Anyone else love The Red Wolf Conspiracy, by Robert V. S. Redick?

I've read this thing too, now. By the sea, as I had promised myself.

I can't say I'm very excited about this series any more. There simply seemed to be so little originality to it. Sure, lots and lots of concepts, but Redick doesn't do anything new. Why is the main concept a super-huge ship when the story could just as well have been played out on a normal-sized boat without you feeling any difference except for some background descriptions?

The awakened animal concept was interesting, like the way Felthrup's personality is developed. But nearly everything else was just a different flavour from things I've read earlier. And without any originality of plot and intrigue, I found it hard to appreciate the details. It seems Robert V.S. Redick has spent far too much time developing his universe and too little on thinking his plotting through. This is unfortunately a common tendency among debut writers, the underestimation of the importance of good storytelling over worldbuilding. The effect can easily be spending years on building a universe, only to discover that your universe is just marginally different from stuff that has been written before. I think writers should try to make themselves noticed as good plotters/storytellers/characterbuilders first, and worry about huge, comprehensive universes later.

Also, the realism (read: plausibility) was hurt by the too strong feeling of omnipotence in the main child characters. Children acting and achieving where all adults fail is one of the most common features of a Young Adult novel, but even YA doesn't have to do it so explicitly (just consider Philip Pullman or Terry Pratchett). And this is, beyond doubt, a YA novel.

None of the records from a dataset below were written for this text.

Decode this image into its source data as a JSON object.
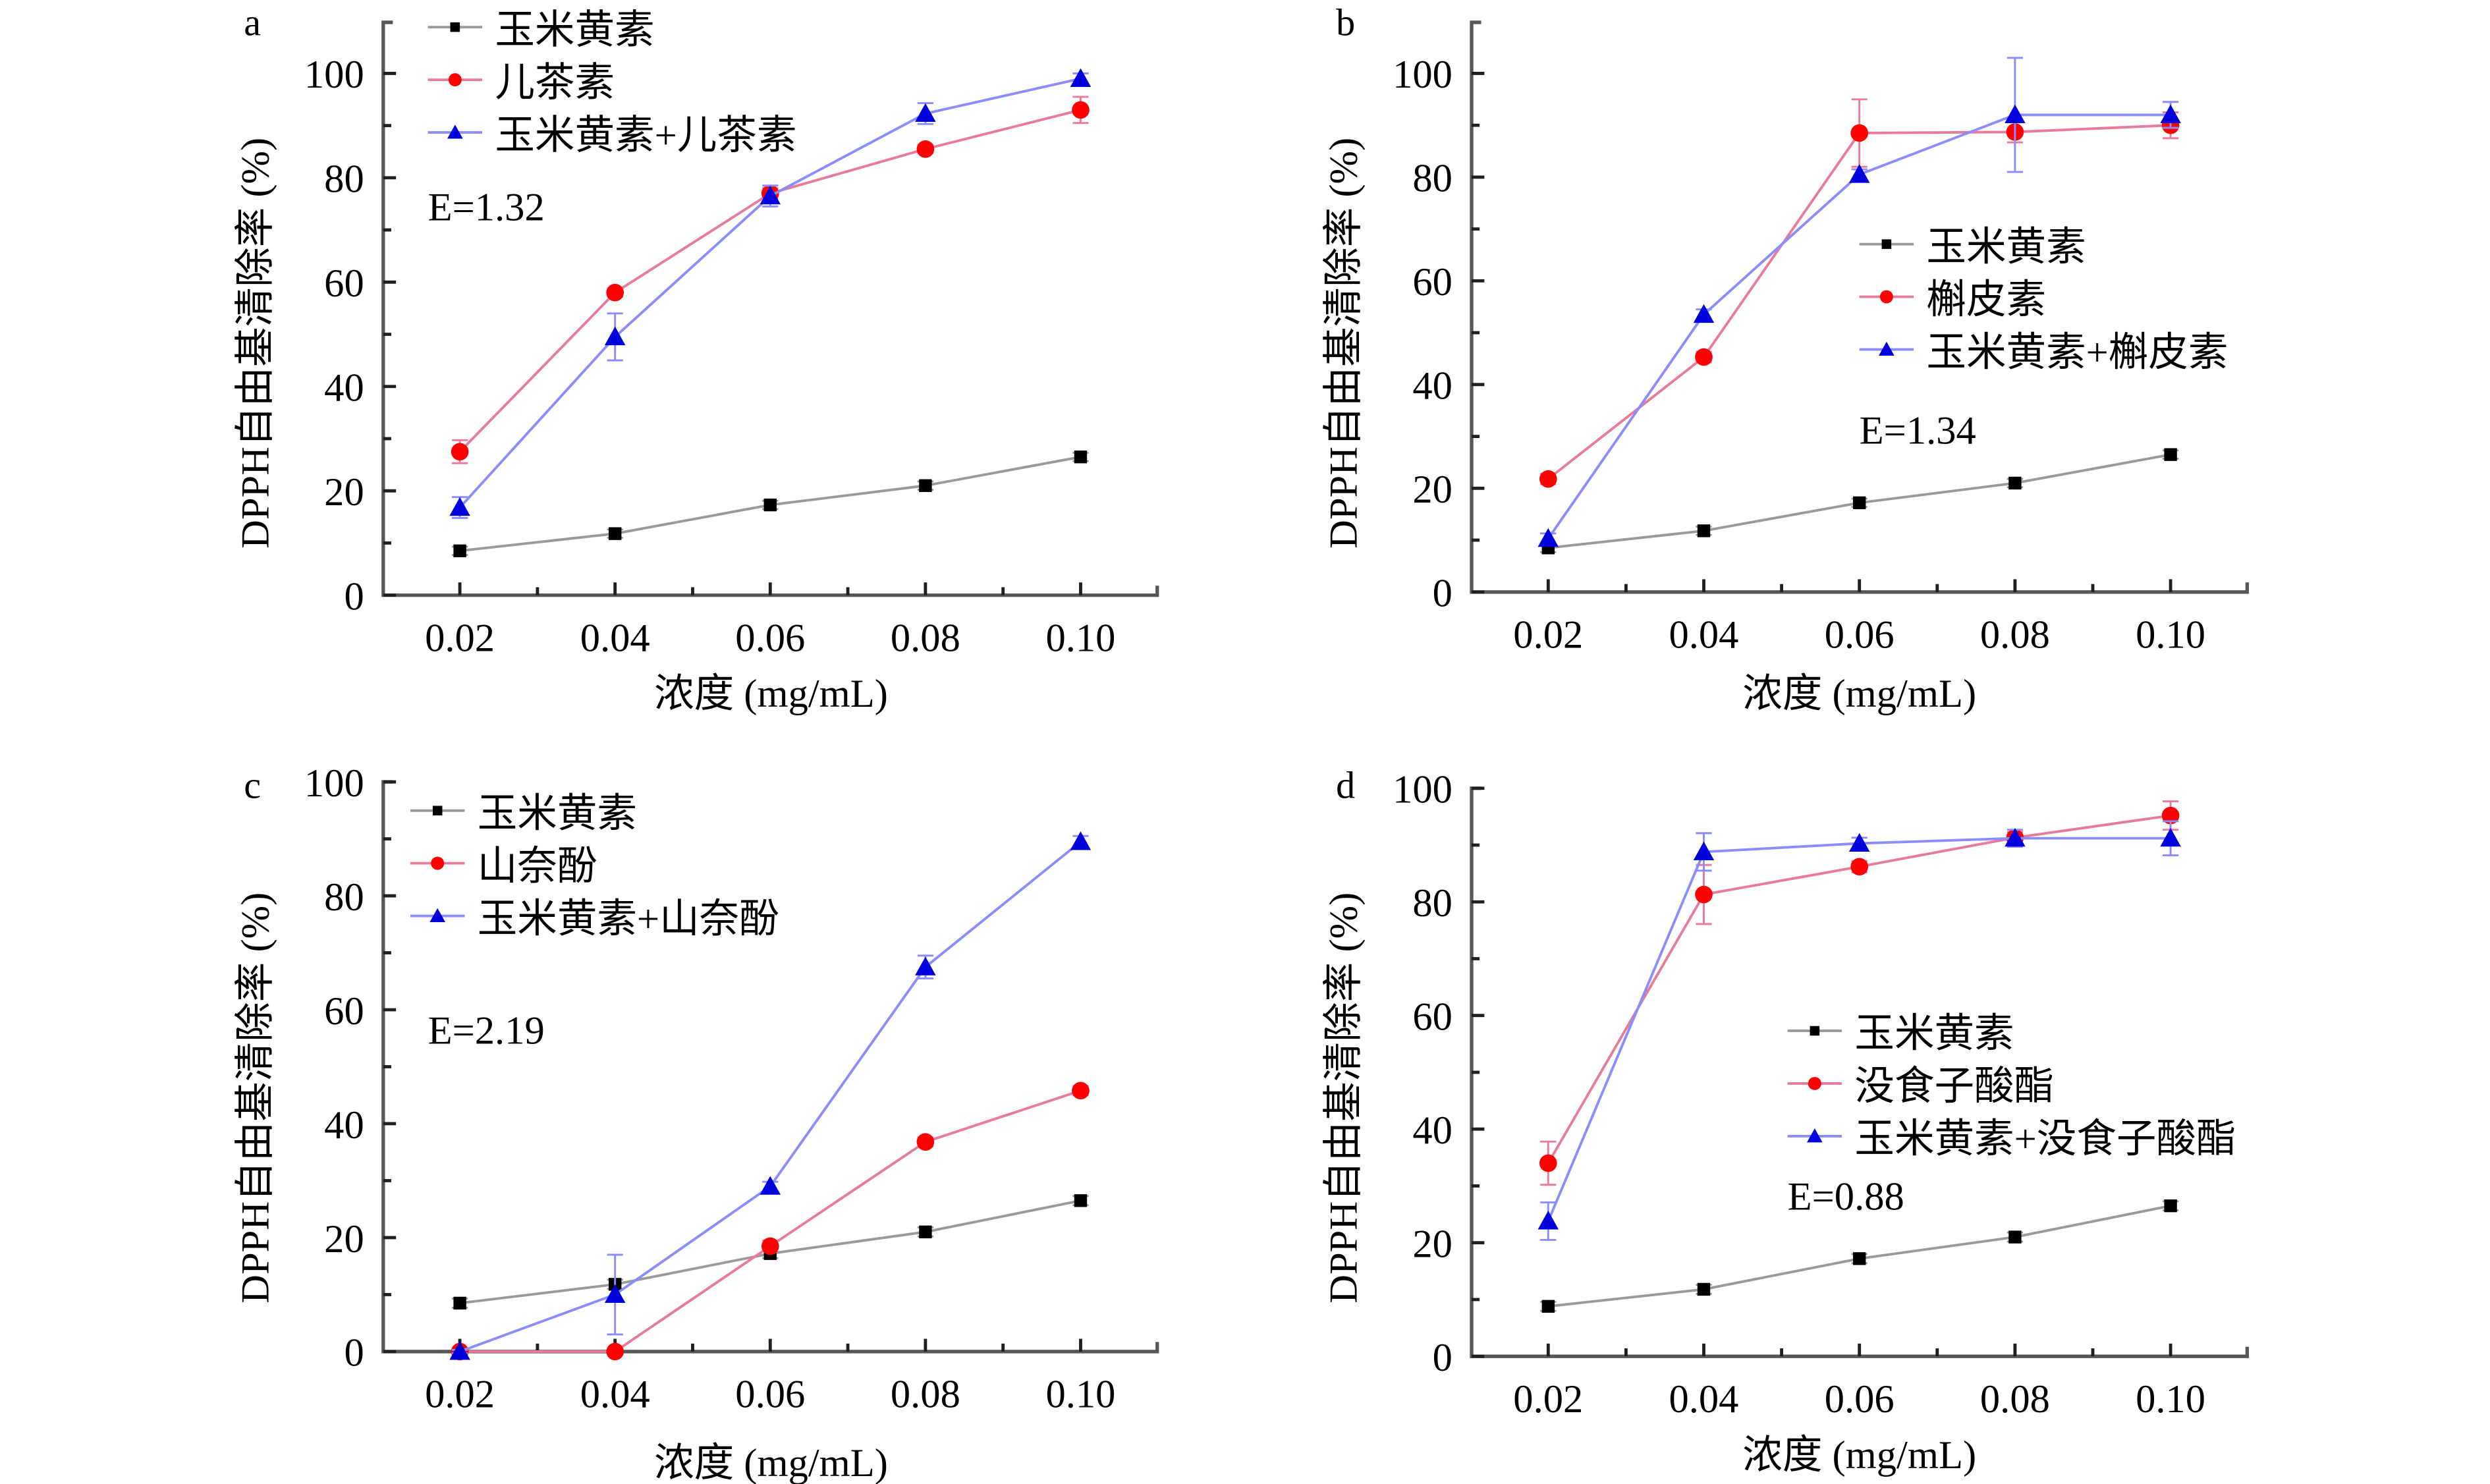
{
  "chart_data": [
    {
      "type": "line",
      "panel_label": "a",
      "xlabel": "浓度 (mg/mL)",
      "ylabel": "DPPH自由基清除率 (%)",
      "categories": [
        "0.02",
        "0.04",
        "0.06",
        "0.08",
        "0.10"
      ],
      "x": [
        0.02,
        0.04,
        0.06,
        0.08,
        0.1
      ],
      "ylim": [
        0,
        110
      ],
      "yticks": [
        0,
        20,
        40,
        60,
        80,
        100
      ],
      "grid": false,
      "legend_position": "top-left",
      "annotation": "E=1.32",
      "series": [
        {
          "name": "玉米黄素",
          "color": "#000000",
          "line_color": "#9a9a9a",
          "marker": "square",
          "values": [
            8.5,
            11.8,
            17.3,
            21.0,
            26.5
          ],
          "errors": [
            0.8,
            0.8,
            0.8,
            0.8,
            0.8
          ]
        },
        {
          "name": "儿茶素",
          "color": "#ff0000",
          "line_color": "#e87a9a",
          "marker": "circle",
          "values": [
            27.5,
            58.0,
            77.0,
            85.5,
            93.0
          ],
          "errors": [
            2.2,
            0.8,
            1.0,
            0.8,
            2.5
          ]
        },
        {
          "name": "玉米黄素+儿茶素",
          "color": "#0000dd",
          "line_color": "#8a8cff",
          "marker": "triangle",
          "values": [
            16.8,
            49.5,
            76.5,
            92.3,
            99.0
          ],
          "errors": [
            2.0,
            4.5,
            2.0,
            2.0,
            1.0
          ]
        }
      ]
    },
    {
      "type": "line",
      "panel_label": "b",
      "xlabel": "浓度 (mg/mL)",
      "ylabel": "DPPH自由基清除率 (%)",
      "categories": [
        "0.02",
        "0.04",
        "0.06",
        "0.08",
        "0.10"
      ],
      "x": [
        0.02,
        0.04,
        0.06,
        0.08,
        0.1
      ],
      "ylim": [
        0,
        110
      ],
      "yticks": [
        0,
        20,
        40,
        60,
        80,
        100
      ],
      "grid": false,
      "legend_position": "center-right",
      "annotation": "E=1.34",
      "series": [
        {
          "name": "玉米黄素",
          "color": "#000000",
          "line_color": "#9a9a9a",
          "marker": "square",
          "values": [
            8.5,
            11.8,
            17.2,
            21.0,
            26.5
          ],
          "errors": [
            0.8,
            0.8,
            0.8,
            0.8,
            0.8
          ]
        },
        {
          "name": "槲皮素",
          "color": "#ff0000",
          "line_color": "#e87a9a",
          "marker": "circle",
          "values": [
            21.8,
            45.3,
            88.5,
            88.7,
            90.0
          ],
          "errors": [
            1.0,
            1.0,
            6.5,
            2.0,
            2.5
          ]
        },
        {
          "name": "玉米黄素+槲皮素",
          "color": "#0000dd",
          "line_color": "#8a8cff",
          "marker": "triangle",
          "values": [
            10.3,
            53.5,
            80.5,
            92.0,
            92.0
          ],
          "errors": [
            1.0,
            1.0,
            1.0,
            11.0,
            2.5
          ]
        }
      ]
    },
    {
      "type": "line",
      "panel_label": "c",
      "xlabel": "浓度 (mg/mL)",
      "ylabel": "DPPH自由基清除率 (%)",
      "categories": [
        "0.02",
        "0.04",
        "0.06",
        "0.08",
        "0.10"
      ],
      "x": [
        0.02,
        0.04,
        0.06,
        0.08,
        0.1
      ],
      "ylim": [
        0,
        100
      ],
      "yticks": [
        0,
        20,
        40,
        60,
        80,
        100
      ],
      "grid": false,
      "legend_position": "top-left",
      "annotation": "E=2.19",
      "series": [
        {
          "name": "玉米黄素",
          "color": "#000000",
          "line_color": "#9a9a9a",
          "marker": "square",
          "values": [
            8.5,
            11.8,
            17.2,
            21.0,
            26.5
          ],
          "errors": [
            0.8,
            0.8,
            0.8,
            0.8,
            0.8
          ]
        },
        {
          "name": "山奈酚",
          "color": "#ff0000",
          "line_color": "#e87a9a",
          "marker": "circle",
          "values": [
            0.0,
            0.0,
            18.5,
            36.8,
            45.8
          ],
          "errors": [
            0.3,
            0.3,
            1.0,
            0.8,
            0.8
          ]
        },
        {
          "name": "玉米黄素+山奈酚",
          "color": "#0000dd",
          "line_color": "#8a8cff",
          "marker": "triangle",
          "values": [
            0.0,
            10.0,
            29.0,
            67.5,
            89.5
          ],
          "errors": [
            0.3,
            7.0,
            0.8,
            2.0,
            1.0
          ]
        }
      ]
    },
    {
      "type": "line",
      "panel_label": "d",
      "xlabel": "浓度 (mg/mL)",
      "ylabel": "DPPH自由基清除率 (%)",
      "categories": [
        "0.02",
        "0.04",
        "0.06",
        "0.08",
        "0.10"
      ],
      "x": [
        0.02,
        0.04,
        0.06,
        0.08,
        0.1
      ],
      "ylim": [
        0,
        100
      ],
      "yticks": [
        0,
        20,
        40,
        60,
        80,
        100
      ],
      "grid": false,
      "legend_position": "center-right",
      "annotation": "E=0.88",
      "series": [
        {
          "name": "玉米黄素",
          "color": "#000000",
          "line_color": "#9a9a9a",
          "marker": "square",
          "values": [
            8.8,
            11.8,
            17.2,
            21.0,
            26.5
          ],
          "errors": [
            0.8,
            0.8,
            0.8,
            0.8,
            0.8
          ]
        },
        {
          "name": "没食子酸酯",
          "color": "#ff0000",
          "line_color": "#e87a9a",
          "marker": "circle",
          "values": [
            34.0,
            81.3,
            86.2,
            91.3,
            95.2
          ],
          "errors": [
            3.8,
            5.2,
            1.0,
            1.0,
            2.5
          ]
        },
        {
          "name": "玉米黄素+没食子酸酯",
          "color": "#0000dd",
          "line_color": "#8a8cff",
          "marker": "triangle",
          "values": [
            23.8,
            88.8,
            90.3,
            91.2,
            91.2
          ],
          "errors": [
            3.3,
            3.3,
            1.0,
            1.5,
            3.0
          ]
        }
      ]
    }
  ]
}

But as a YA novel, it is too long. The story told is far too short for 462 pages - it could easily have been tightened down to 2/3 of the size, at least.
 
Thread resurrection!

Anyone else read Rats and the Ruling Sea yet? How do you think it compared to RWC? I thought it was stronger altogether, though there was one main element I thought rather contrived - and the existence of which seemed to help nudge it towards being a (long) YA novel rather than an adult one.

Does anyone know how these books were marketed in the US, in the end? In the UK there's nothing to distinguish them from adult fantasy. But they do have a YA feel, and I've been trying to think why. Partly it's the age of the main protagonists, and partly that some of the "magical" elements aren't very credible even in a world where magic exists, and seem to have been allowed in because they help the story (the "awakened animals" concept, the underwater breathing etc). Also, the horror and violence, of which there is quite a lot, feels rather muted. Overall, the story seems to place colour and imagination higher than grit or credibility. The lack of "genuine" swearing, and the guardedness of the sexual references, also tip the scales towards YA. But it is more crossover than most. I wonder how Redick himself saw it being placed?
 
In the stores around here the books have been in with the adult SFF instead of the YA, although I think the first one at least tips toward the YA end of the spectrum. I haven't read Rats and the Ruling Sea yet, but am most eager to do so. If I had the money for the hardback, I would have bought it the moment I saw it on the shelves, but I didn't and still don't.